Seltsame Szenarien …
Damals glaubte auch die Schweiz, sich bei Bedarf an sogenannten Krisenmanagement-Operationen beteiligen zu müssen. Der Vorbehalt, dass hierfür ein Mandat der UNO oder der OSZE vorliegen müsse, erwies sich in der Nachbetrachtung als sehr berechtigt. Die UNO ist nun mal die Organisation, welche zumindest für ein Minimum an allgemein anerkannten Regeln im Umgang der über 190 Staaten der Welt untereinander steht. Die EU erhebt zwar den Anspruch auf die globale Führungsrolle in einer sogenannten regelbasierten Ordnung, ist es aber definitiv nicht, zumal sie mit ihren wirtschaftlichen und politischen Sanktionen ständig das Recht des Stärkeren anwendet, welches sie selbst so vehement kritisiert.

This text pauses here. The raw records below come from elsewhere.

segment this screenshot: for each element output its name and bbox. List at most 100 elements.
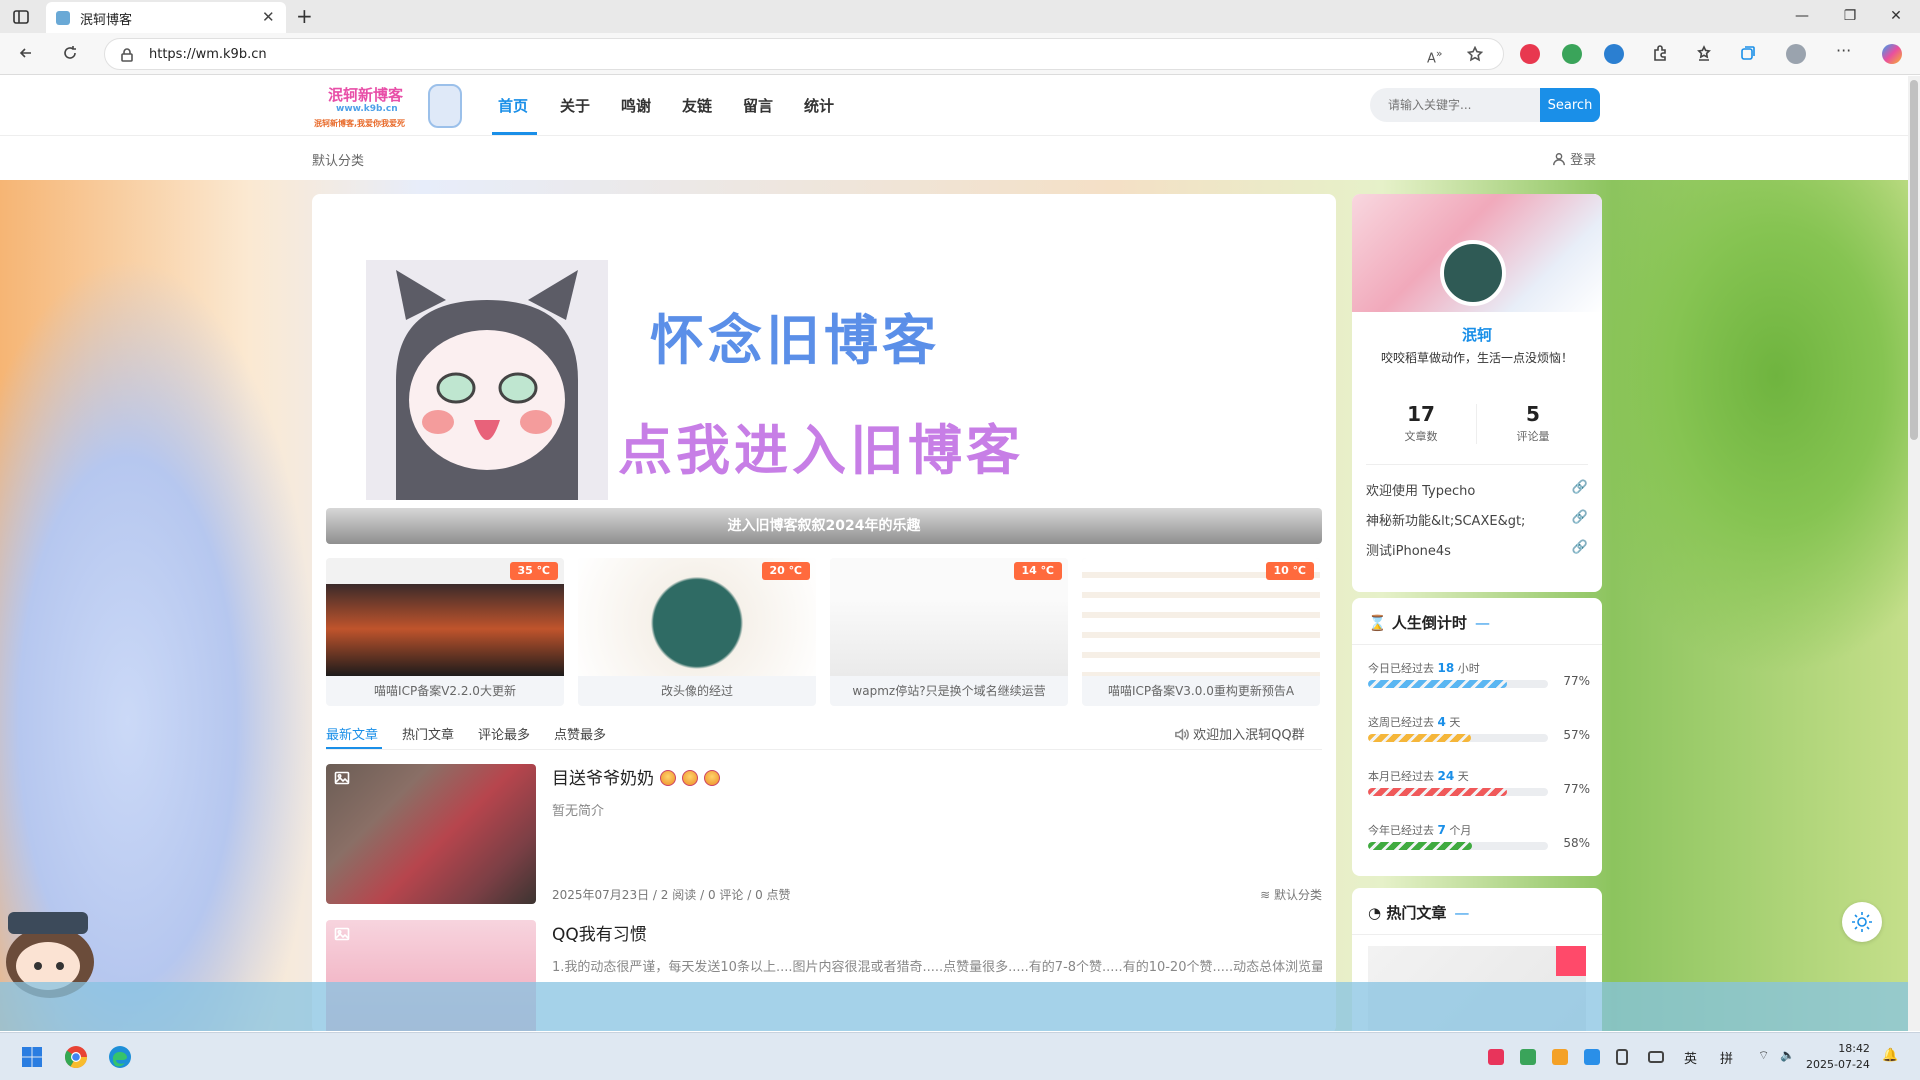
featured-post-card[interactable]: 20 ℃ 改头像的经过 [578, 558, 816, 706]
featured-caption: 喵喵ICP备案V3.0.0重构更新预告A [1107, 684, 1295, 698]
notification-bell-icon[interactable]: 🔔 [1882, 1048, 1898, 1063]
widget-title: ⌛ 人生倒计时 — [1368, 612, 1490, 633]
usb-icon[interactable] [1616, 1049, 1628, 1065]
heat-badge: 10 ℃ [1265, 562, 1314, 580]
logo-slogan: 泯轲新博客,我爱你我爱死 [314, 119, 406, 128]
favorite-star-icon[interactable] [1467, 46, 1483, 62]
author-signature: 咬咬稻草做动作，生活一点没烦恼！ [1380, 351, 1573, 365]
countdown-row: 本月已经过去 24 天 77% [1368, 768, 1590, 796]
profile-avatar-icon[interactable] [1786, 44, 1806, 64]
banner-caption-bar[interactable]: 进入旧博客叙叙2024年的乐趣 [326, 508, 1322, 544]
countdown-label: 本月已经过去 24 天 [1368, 769, 1469, 783]
ime-language[interactable]: 英 [1684, 1048, 1697, 1067]
post-category[interactable]: ≋ 默认分类 [1260, 886, 1322, 903]
recent-post-link[interactable]: 测试iPhone4s 🔗 [1366, 540, 1588, 559]
site-logo[interactable]: 泯轲新博客 www.k9b.cn 泯轲新博客,我爱你我爱死 [312, 82, 464, 132]
wifi-icon[interactable]: ⌔ [1758, 1048, 1769, 1063]
featured-post-card[interactable]: 35 ℃ 喵喵ICP备案V2.2.0大更新 [326, 558, 564, 706]
ime-mode[interactable]: 拼 [1720, 1048, 1733, 1067]
title-dash: — [1474, 614, 1490, 632]
nav-about[interactable]: 关于 [560, 95, 590, 116]
logo-title: 泯轲新博客 [328, 86, 404, 104]
restore-icon[interactable]: ❐ [1840, 8, 1860, 26]
qq-group-notice[interactable]: 欢迎加入泯轲QQ群 [1174, 724, 1305, 743]
post-category-label: 默认分类 [1273, 888, 1322, 902]
progress-fill [1368, 680, 1507, 688]
extension-icon[interactable] [1520, 44, 1540, 64]
extension-icon[interactable] [1562, 44, 1582, 64]
lock-icon[interactable] [119, 47, 135, 63]
copilot-icon[interactable] [1882, 44, 1902, 64]
theme-toggle-button[interactable] [1842, 902, 1882, 942]
post-thumbnail [326, 764, 536, 904]
progress-fill [1368, 788, 1507, 796]
search-input[interactable] [1370, 88, 1540, 122]
tab-hot[interactable]: 热门文章 [402, 724, 454, 743]
featured-caption: 改头像的经过 [660, 684, 733, 698]
read-aloud-icon[interactable]: A» [1427, 47, 1443, 66]
old-blog-banner[interactable]: 怀念旧博客 点我进入旧博客 [326, 208, 1322, 548]
extensions-puzzle-icon[interactable] [1652, 45, 1668, 61]
edge-icon[interactable] [108, 1045, 132, 1069]
chrome-icon[interactable] [64, 1045, 88, 1069]
nav-friend-links[interactable]: 友链 [682, 95, 712, 116]
author-name[interactable]: 泯轲 [1352, 324, 1602, 345]
minimize-icon[interactable]: — [1792, 8, 1812, 26]
web-page: 泯轲新博客 www.k9b.cn 泯轲新博客,我爱你我爱死 首页 关于 鸣谢 友… [0, 76, 1920, 1031]
tab-most-comments[interactable]: 评论最多 [478, 724, 530, 743]
tab-most-likes[interactable]: 点赞最多 [554, 724, 606, 743]
nav-statistics[interactable]: 统计 [804, 95, 834, 116]
browser-tab-bar: 泯轲博客 ✕ + — ❐ ✕ [0, 0, 1920, 33]
favorites-icon[interactable] [1696, 45, 1712, 61]
tray-app-icon[interactable] [1488, 1049, 1504, 1065]
qq-group-label: 欢迎加入泯轲QQ群 [1193, 728, 1305, 743]
countdown-label: 今日已经过去 18 小时 [1368, 661, 1480, 675]
collections-icon[interactable] [1740, 45, 1756, 61]
recent-post-link[interactable]: 神秘新功能&lt;SCAXE&gt; 🔗 [1366, 510, 1588, 529]
close-window-icon[interactable]: ✕ [1886, 8, 1906, 26]
nav-guestbook[interactable]: 留言 [743, 95, 773, 116]
address-toolbar: https://wm.k9b.cn A» ··· [0, 33, 1920, 75]
countdown-progress-bar [1368, 842, 1548, 850]
stat-posts: 17 文章数 [1366, 402, 1476, 444]
address-bar[interactable]: https://wm.k9b.cn A» [104, 38, 1504, 70]
avatar[interactable] [1440, 240, 1506, 306]
scrollbar-thumb[interactable] [1910, 80, 1918, 440]
category-bar: 默认分类 登录 [0, 136, 1920, 180]
nav-home[interactable]: 首页 [498, 95, 528, 116]
nav-thanks[interactable]: 鸣谢 [621, 95, 651, 116]
featured-post-card[interactable]: 10 ℃ 喵喵ICP备案V3.0.0重构更新预告A [1082, 558, 1320, 706]
extension-icon[interactable] [1604, 44, 1624, 64]
title-dash: — [1454, 904, 1470, 922]
page-scrollbar[interactable] [1908, 76, 1920, 1031]
featured-post-card[interactable]: 14 ℃ wapmz停站?只是换个域名继续运营 [830, 558, 1068, 706]
login-link[interactable]: 登录 [1552, 149, 1596, 168]
refresh-icon[interactable] [62, 45, 78, 61]
back-icon[interactable] [18, 45, 34, 61]
heat-badge: 35 ℃ [509, 562, 558, 580]
tab-latest[interactable]: 最新文章 [326, 724, 378, 743]
stat-comments: 5 评论量 [1478, 402, 1588, 444]
tray-app-icon[interactable] [1520, 1049, 1536, 1065]
volume-icon[interactable]: 🔈 [1780, 1048, 1795, 1062]
post-comments: 0 评论 [707, 888, 744, 902]
recent-post-link[interactable]: 欢迎使用 Typecho 🔗 [1366, 480, 1588, 499]
category-default-link[interactable]: 默认分类 [312, 150, 364, 169]
tab-actions-icon[interactable] [12, 8, 30, 26]
divider [1352, 644, 1602, 645]
search-button[interactable]: Search [1540, 88, 1600, 122]
tray-app-icon[interactable] [1552, 1049, 1568, 1065]
speaker-icon [1175, 728, 1189, 741]
browser-tab[interactable]: 泯轲博客 ✕ [46, 2, 286, 33]
windows-start-icon[interactable] [20, 1045, 44, 1069]
more-menu-icon[interactable]: ··· [1836, 41, 1851, 60]
close-tab-icon[interactable]: ✕ [262, 9, 275, 25]
system-clock[interactable]: 18:42 2025-07-24 [1806, 1041, 1870, 1073]
windows-taskbar: 英 拼 ⌔ 🔈 18:42 2025-07-24 🔔 [0, 1032, 1920, 1080]
new-tab-icon[interactable]: + [296, 6, 313, 26]
url-text[interactable]: https://wm.k9b.cn [149, 47, 267, 62]
post-item[interactable]: 目送爷爷奶奶 暂无简介 2025年07月23日 / 2 阅读 / 0 评论 / … [326, 764, 1322, 904]
tray-app-icon[interactable] [1584, 1049, 1600, 1065]
countdown-percent: 58% [1563, 836, 1590, 850]
keyboard-icon[interactable] [1648, 1051, 1664, 1063]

Die Phantasien von EU und NATO-Mitgliedsstaaten fanden ihren Niederschlag in der Ausbildung, welche im Rahmen des PfP-Programms betrieben wurde: Das Mada-Szenario aus der Ausbildung der NATO beispielsweise war der militärische Ausfluss davon. Anhand dieses Szenarios wurden Krisenmanagement-Operationen geübt, in denen es darum ging, einen Aufstand zu bekämpfen und eine genehme Regierung an der Macht zu halten. Zumindest so könnte die weniger schmeichelhafte Formulierung dafür lauten, was gerne unter „fostering Peace and Stability“ subsumiert wurde. Die Urheber des Szenarios gaben sich gar keine Mühe, die Ähnlichkeit mit existierenden Ländern zu verbergen (9). Ob Brüssel damals in Antananarivo nachfragte, bevor man dieses Szenario entwarf? Oder hielt ihre noch heute anhaltende Arroganz die NATO davon ab? Wieso schuf man eigentlich kein Szenario in einem NATO-Mitgliedsland?
Karte Mada-Szenario
Quelle: NATO, Ergänzungen Verfasser
Aber das Mada-Szenario war bei weitem nicht das einzige mit geographischen Hilfs-Konstrukten. Im Skolkan-Szenario beispielsweise rettete die NATO eine Reihe fiktiver Staaten in Skandinavien (10). Hier fällt besonders auf, dass alle Mitgliedsländer der NATO in ihren aktuellen Grenzen intakt sind. Das ist als Hinweis auf die Funktion der NATO in jenen Jahren zu werten: ein sicherer Hafen aus welchem heraus die „Good Guys“ aus Brüssel auf Expeditionen gehen.
Karte Skolkan-Szenario
Quelle: NATO, Ergänzungen Verfasser
Das Skolkan-Szenario ist wohl nichts weiter als ein aufgewärmtes Szenario aus dem Kalten Krieg, als die NATO glaubte, die Sowjetarmee würde sich durch Schweden den Weg zur Nordsee freikämpfen. Eine amphibische Landung des Warschauer Vertrags in Südschweden und ein Stoß zur Umgehung von Skagerrak und Kattegat war eine der Annahmen, auf welchen die Verteidigungsplanung der NATO beruhte, als diese noch ein Defensivbündnis war.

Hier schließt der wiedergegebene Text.